Associations of Novel Dietary and Lifestyle Inflammation Scores With Incident Colorectal Cancer in the NIH-AARP Diet and Health Study

Colorectal Cancer
27/05/2020

Byrd DA, et al. JNCI Cancer Spectr 2020.

ABSTRACT

BACKGROUND: Chronically higher inflammation, likely contributed to by dietary and lifestyle exposures, may increase risk for colorectal cancer (CRC). To address this, we investigated associations of novel dietary (DIS) and lifestyle (LIS) inflammation scores with incident CRC in the prospective National Institutes of Health-American Association of Retired Persons Diet and Health Study (N = 453 465).

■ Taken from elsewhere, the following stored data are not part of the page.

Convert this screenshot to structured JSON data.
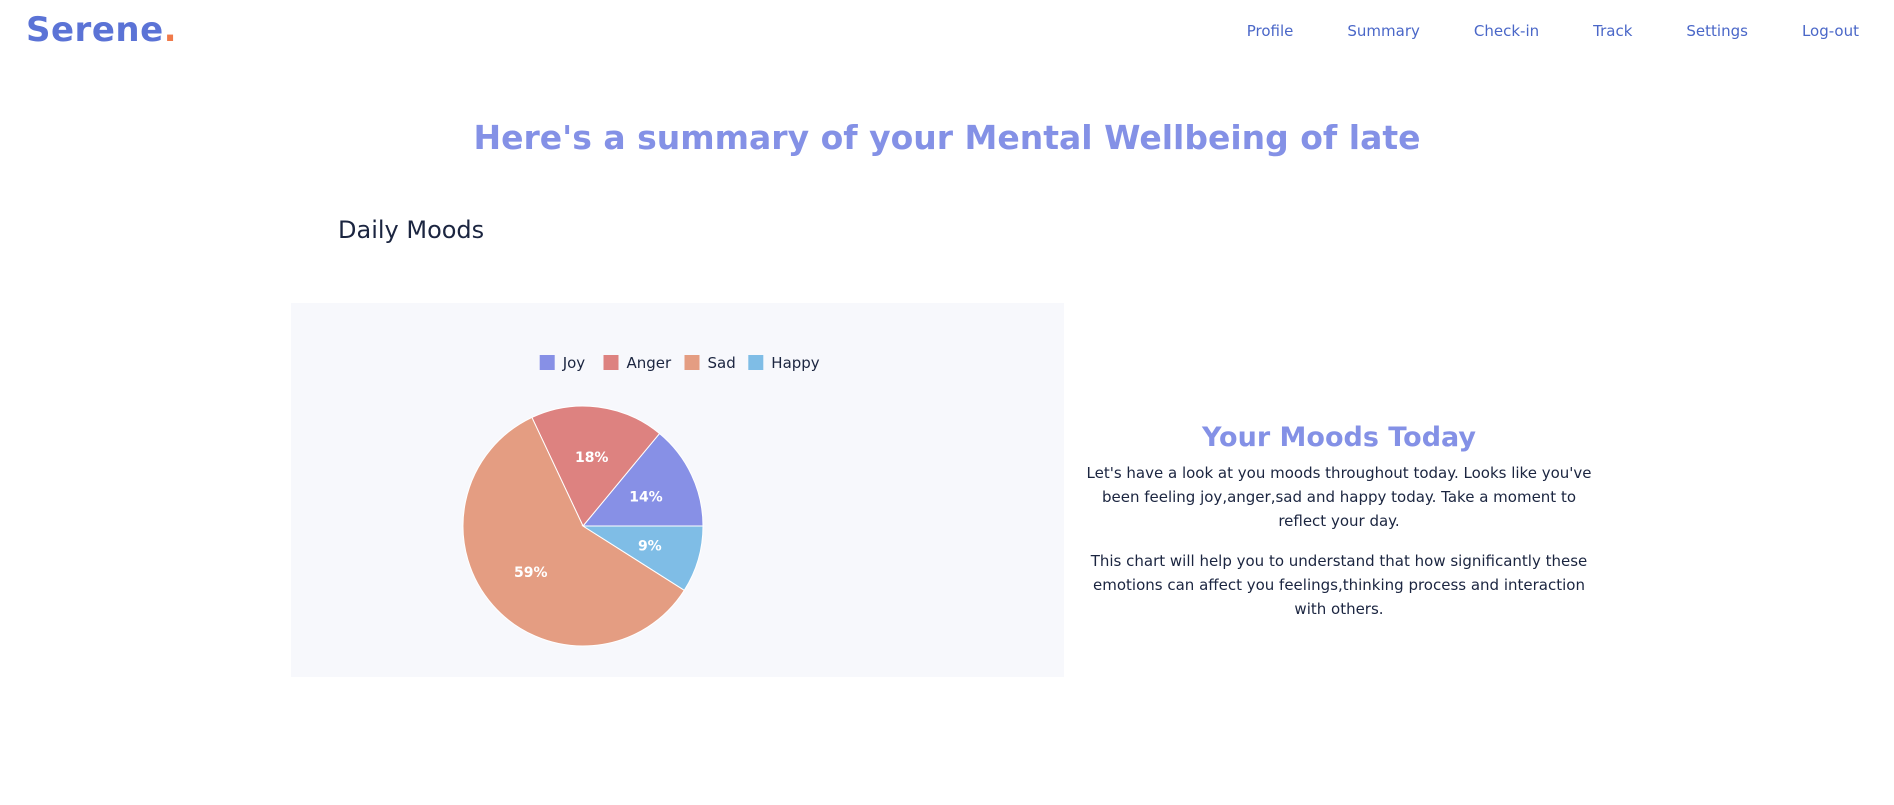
{
  "header": {
    "brand_name": "Serene",
    "brand_dot": ".",
    "nav_links": [
      "Profile",
      "Summary",
      "Check-in",
      "Track",
      "Settings",
      "Log-out"
    ]
  },
  "page_title": "Here's a summary of your Mental Wellbeing of late",
  "section_title": "Daily Moods",
  "info": {
    "title": "Your Moods Today",
    "paragraph1": "Let's have a look at you moods throughout today. Looks like you've been feeling joy,anger,sad and happy today. Take a moment to reflect your day.",
    "paragraph2": "This chart will help you to understand that how significantly these emotions can affect you feelings,thinking process and interaction with others."
  },
  "colors": {
    "brand": "#5b73d6",
    "brand_dot": "#f07a4a",
    "nav": "#4a67c8",
    "title": "#8491e6",
    "panel_bg": "#f7f8fc"
  },
  "chart_data": {
    "type": "pie",
    "title": "",
    "legend_position": "top",
    "slices": [
      {
        "label": "Joy",
        "value": 14,
        "display": "14%",
        "color": "#8790e6"
      },
      {
        "label": "Anger",
        "value": 18,
        "display": "18%",
        "color": "#dd8280"
      },
      {
        "label": "Sad",
        "value": 59,
        "display": "59%",
        "color": "#e49d82"
      },
      {
        "label": "Happy",
        "value": 9,
        "display": "9%",
        "color": "#7fbde6"
      }
    ]
  }
}
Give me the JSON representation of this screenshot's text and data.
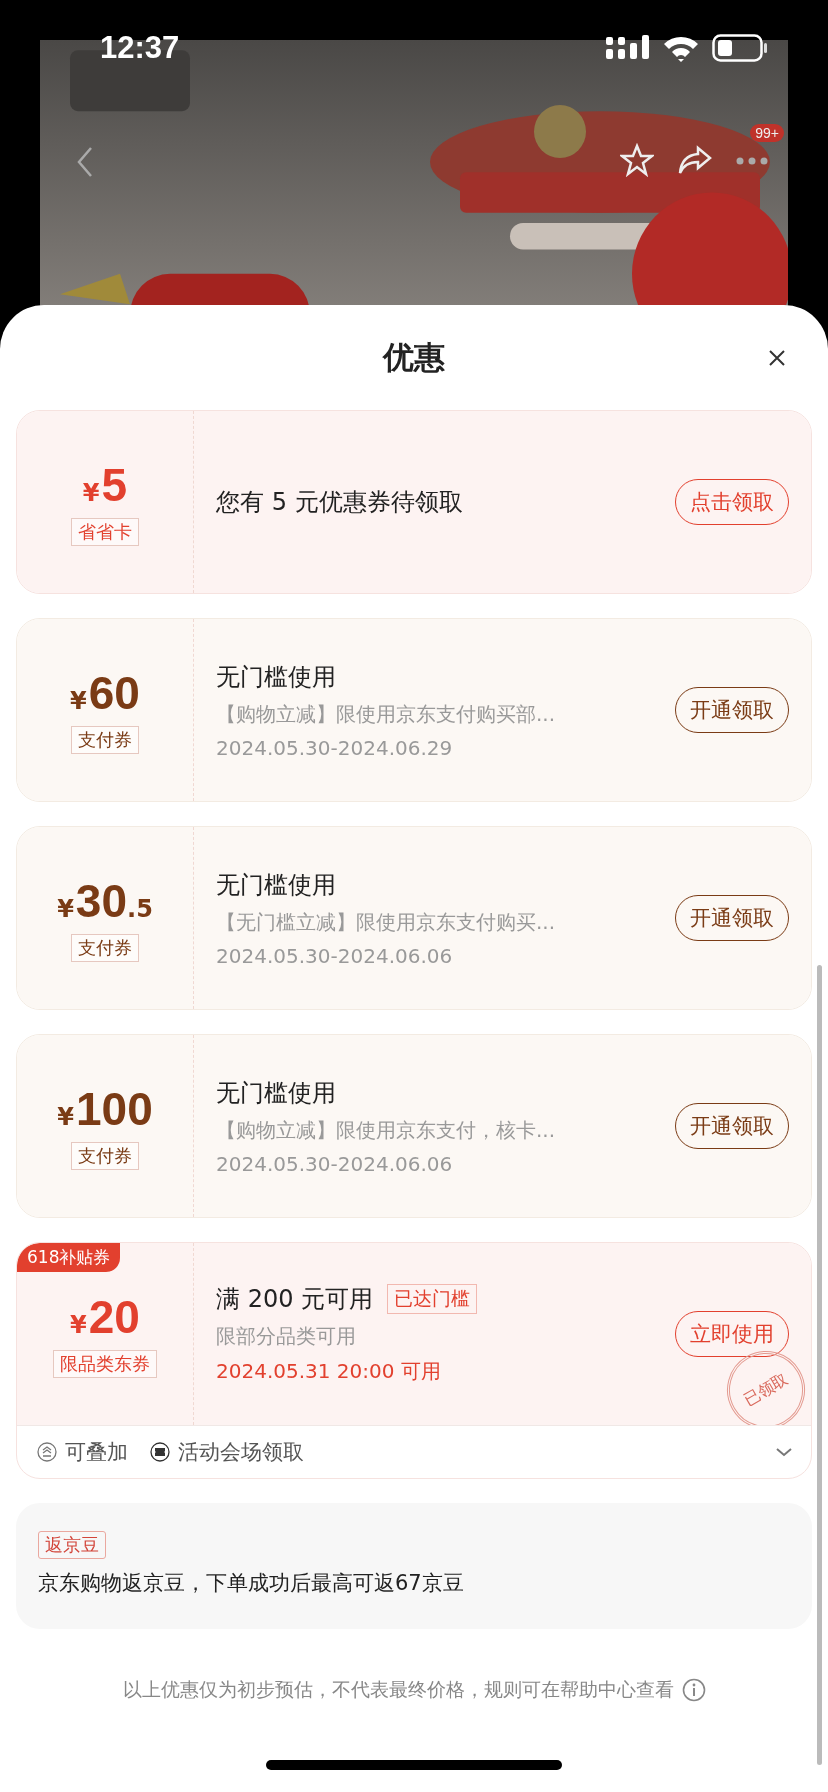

METHODS: The components of our previously developed and externally validated 19-component DIS and 4-component LIS were weighted based on their strengths of associations with a panel of circulating inflammation biomarker concentrations in a diverse subset (N = 639) of participants in the REasons for Geographic and Racial Differences in Stroke Study cohort. We calculated the components and applied their weights in the National Institutes of Health-American Association of Retired Persons cohort at baseline, summed the weighted components (higher scores reflect a higher balance of proinflammatory exposures), and investigated associations of the scores with incident CRC using Cox proportional hazards regression. All statistical tests were two-sided.

RESULTS: Over a mean 13.5 years of follow-up, 10 336 participants were diagnosed with CRC. Among those in the highest relative to the lowest DIS and LIS quintiles, the multivariable-adjusted hazards ratios (HRs) and their 95% confidence intervals (CIs) were HR = 1.27 (95% CI = 1.19 to 1.35; P trend < .001) and 1.38 (95% CI = 1.30 to 1.48; P trend < .001), respectively. The associations were stronger among men and for colon cancers. The hazards ratio for those in the highest relative to the lowest joint DIS and LIS quintile was HR = 1.83 (95% CI = 1.68 to 1.99; P interaction < .001).

CONCLUSIONS: Aggregates of proinflammatory dietary and lifestyle exposures may be associated with higher risk for CRC.